Now, I have been worried for quite some time that the Age of Expressionism (in other words, the current world of social media) is slowly degenerating into an Age of Reactionism. An age where thought is after and forces justification that can be termed as hindsightful. An age that is mistakenly celebrated as the one for ‘doers’. You know, do, we’re told. Not think and do. Not pause, mull, feel and do. Just do. Well, I got news for ya — there might be a day when AI will do it all for you.

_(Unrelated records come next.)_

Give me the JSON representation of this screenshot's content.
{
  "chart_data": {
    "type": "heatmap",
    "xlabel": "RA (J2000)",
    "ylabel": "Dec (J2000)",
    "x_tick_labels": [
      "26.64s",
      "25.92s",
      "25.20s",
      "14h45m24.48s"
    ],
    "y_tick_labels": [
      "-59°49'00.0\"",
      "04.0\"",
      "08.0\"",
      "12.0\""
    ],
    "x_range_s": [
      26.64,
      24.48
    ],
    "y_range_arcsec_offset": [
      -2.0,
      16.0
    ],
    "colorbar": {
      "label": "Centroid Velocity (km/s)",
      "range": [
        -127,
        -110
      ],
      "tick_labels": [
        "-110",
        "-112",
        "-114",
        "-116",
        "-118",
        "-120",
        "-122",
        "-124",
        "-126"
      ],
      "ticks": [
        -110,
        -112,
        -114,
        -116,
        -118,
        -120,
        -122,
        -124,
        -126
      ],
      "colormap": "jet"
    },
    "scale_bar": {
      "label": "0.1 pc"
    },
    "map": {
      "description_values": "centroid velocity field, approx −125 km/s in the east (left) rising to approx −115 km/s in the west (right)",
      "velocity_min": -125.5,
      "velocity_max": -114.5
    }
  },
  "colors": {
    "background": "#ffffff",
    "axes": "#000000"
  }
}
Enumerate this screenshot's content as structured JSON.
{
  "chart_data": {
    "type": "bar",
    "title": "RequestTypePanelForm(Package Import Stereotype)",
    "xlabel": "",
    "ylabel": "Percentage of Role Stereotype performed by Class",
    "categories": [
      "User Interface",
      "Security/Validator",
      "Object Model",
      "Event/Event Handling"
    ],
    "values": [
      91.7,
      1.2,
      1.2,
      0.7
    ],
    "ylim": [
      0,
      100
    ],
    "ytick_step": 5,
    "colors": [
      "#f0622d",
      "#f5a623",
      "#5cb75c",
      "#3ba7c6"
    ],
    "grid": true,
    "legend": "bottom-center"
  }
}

And then comes along this Big Pause that strangles humanity into a freeze like never before. Maybe, it’s trying to tell us something, should we care to listen? I dunno, but maybe? Maybe, among a lot of other future-bending things, the one small thing it has taught us creative folks is to punctuate the rush?
Punctuate. The. Rush.
Pause. Hold back. Use that comma. Take a deep breath. Take a step back. Wisdom sometimes is a bit slower than instinct. Let it catch up. Good things could come to those who pause. Good storytelling that is empathetic and heartfelt, rather than manufactured entertainment. Good brands communicating like humans with emotions, style and feelings. Good businesses flourishing from conscience and ingenuity.
(Sorry, I’m not telling you what to do here. I’m only saying what I feel.)
I believe that the mind has its own way of doing some good stuff when you close it (yes I said it) and just let it be in a state of La Pausa. I believe good things have a way of living. So, the optimist in me tells me 'thehraav’ is not dead or dying, it’s just paused.
Have a think. I guess the one thing we all have right now is time. Because once the Big Pause hits play, the world will resume at full throttle and go back to its helter-skelter normal; faster than ever before, to make up for lost time.
Hopefully, we won’t need another pandemic to pause.
(Parag Tembulkar is a New York-based creative consultant and writer.)